Насколько можно судить, Лившиц испытывала к настойчивому возлюбленному более благодарности, нежели страсти: «А слова «люблю» Вы мне ни разу за все восемь лет нашей близости не сказали и не написали». Роман окончился встречей и расставанием: Петров женился, Лившиц осталась вдовой поэта. 20 лет состояла в браке с покойным поэтом.
«Вчера позвонили, что один мой друг, человек мне близкий и дорогой, сделавший для меня в мои трудные годы больше, чем кто бы то ни было, писавший мне с фронта в Сибирь, приехавший за мной, ну, словом, буквально рисковавший своим положением из-за меня, искусствовед, автор талантливых книг о художниках, лежит с 12 числа в инфаркте, и я весь день хожу под этим впечатлением и пока не могу навестить его: хоть он и очень несчастлив в браке и последнее время даже не разговаривал со своей женой, все-таки мне неудобно прийти туда, в больницу, а он лежит один, никто у него не дежурит» (Е. Лившиц — Е. Дейч-Малкиной, 14.11.1972).
Не сомневаюсь, что Екатерина была незаурядной женщиной: она 20 лет состояла в браке с покойным поэтом, а последнее письмо написала спустя полгода после собственной смерти. Правда, в первом случае виновна жестокая и лживая карательная система, а во втором — недосмотр редакторов настоящей книги, вероятно включивших письмо душеприказчицы Т. Васильевой.

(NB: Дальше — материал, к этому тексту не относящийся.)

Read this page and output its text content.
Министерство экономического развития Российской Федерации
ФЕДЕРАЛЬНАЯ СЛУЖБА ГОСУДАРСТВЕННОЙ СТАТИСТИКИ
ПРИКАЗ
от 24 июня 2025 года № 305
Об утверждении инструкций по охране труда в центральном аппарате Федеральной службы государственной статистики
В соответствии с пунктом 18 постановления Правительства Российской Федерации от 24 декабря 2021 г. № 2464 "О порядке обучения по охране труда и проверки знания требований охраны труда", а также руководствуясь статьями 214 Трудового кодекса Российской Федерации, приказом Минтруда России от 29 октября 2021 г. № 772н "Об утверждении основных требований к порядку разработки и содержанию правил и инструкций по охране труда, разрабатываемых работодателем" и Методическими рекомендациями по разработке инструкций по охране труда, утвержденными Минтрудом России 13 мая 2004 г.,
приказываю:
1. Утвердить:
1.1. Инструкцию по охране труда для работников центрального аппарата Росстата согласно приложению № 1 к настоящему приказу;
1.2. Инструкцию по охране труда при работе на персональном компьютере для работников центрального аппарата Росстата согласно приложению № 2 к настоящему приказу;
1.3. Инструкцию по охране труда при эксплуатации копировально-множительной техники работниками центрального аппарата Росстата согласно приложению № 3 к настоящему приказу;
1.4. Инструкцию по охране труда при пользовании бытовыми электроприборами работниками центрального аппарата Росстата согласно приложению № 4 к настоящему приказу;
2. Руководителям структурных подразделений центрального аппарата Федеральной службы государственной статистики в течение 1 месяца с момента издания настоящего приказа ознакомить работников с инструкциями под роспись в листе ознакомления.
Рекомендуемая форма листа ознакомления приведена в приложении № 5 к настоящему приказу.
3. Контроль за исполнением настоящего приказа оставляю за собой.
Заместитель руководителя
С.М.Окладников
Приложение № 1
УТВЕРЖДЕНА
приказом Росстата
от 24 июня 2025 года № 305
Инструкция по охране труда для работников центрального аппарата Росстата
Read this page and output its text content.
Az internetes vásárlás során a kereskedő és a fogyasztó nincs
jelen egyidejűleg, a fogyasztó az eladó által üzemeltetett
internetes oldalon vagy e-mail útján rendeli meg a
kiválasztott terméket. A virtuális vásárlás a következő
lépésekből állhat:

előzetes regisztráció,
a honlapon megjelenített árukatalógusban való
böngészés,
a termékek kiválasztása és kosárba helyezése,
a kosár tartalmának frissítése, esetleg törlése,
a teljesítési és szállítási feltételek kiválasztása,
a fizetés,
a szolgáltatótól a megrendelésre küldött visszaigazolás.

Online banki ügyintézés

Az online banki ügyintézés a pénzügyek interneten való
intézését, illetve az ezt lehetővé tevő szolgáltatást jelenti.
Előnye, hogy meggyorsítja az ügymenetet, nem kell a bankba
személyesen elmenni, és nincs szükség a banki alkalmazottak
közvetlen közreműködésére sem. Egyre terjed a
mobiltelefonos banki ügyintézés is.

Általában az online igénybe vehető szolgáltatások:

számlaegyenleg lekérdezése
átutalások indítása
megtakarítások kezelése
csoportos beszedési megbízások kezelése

Мемуаристы неизменно отзывались о Лившиц с восхищением, не исключая язвительной Надежды Мандельштам: «Эта трогательная красотка, маленькая луна, ветерок, Таточка, балеринка без балета, похоронившая всех своих близких, вызывала у меня всегда великую нежность именно тем, что никак не заслужила своей участи». Сохранившиеся фотографии убеждают в красоте Лившиц. Ее опубликованные мемуары и письма — в уме, доброжелательности, наблюдательности. Она анализировала стихотворения Тарковского и Лившица (последнее — с М. Гаспаровым). На девятом десятке с критическим увлечением читала набоковских «Арлекинов». Лившиц остроумно разделяла двух женщин — жену Мандельштама и его вдову, так же, как и гениального поэта Мандельштама — от литературного поденщика-ловчилы. Она помнила меткие словечки Мих. Кузмина, например, о том, что Казанский собор больше похож на манеж, чем на храм. В юности она занималась балетом у Брониславы Нижинской: «Шестьдесят пять лет назад ее система казалась необыкновенным новшеством, вернее дерзновением, а может быть, даже дерзостью. Мы в ее руках были материалом, из которого она лепила свои динамические скульптурные композиции. Воплощающая рапсодия Листа — сила, страсть, нежность, вальс Мефисто (добро и зло) — Броня сама танцевала с нами».
Она дружила и восхищалась учеником Малевича В. Стерлиговым — колдовским художником и очень талантливым поэтом. Ей была присуща и самоирония, так что, теряя незадолго до смерти зрение от глаукомы, Лившиц прозвала себя полутораглазым стрельцом (название воспоминаний Б. Лившица).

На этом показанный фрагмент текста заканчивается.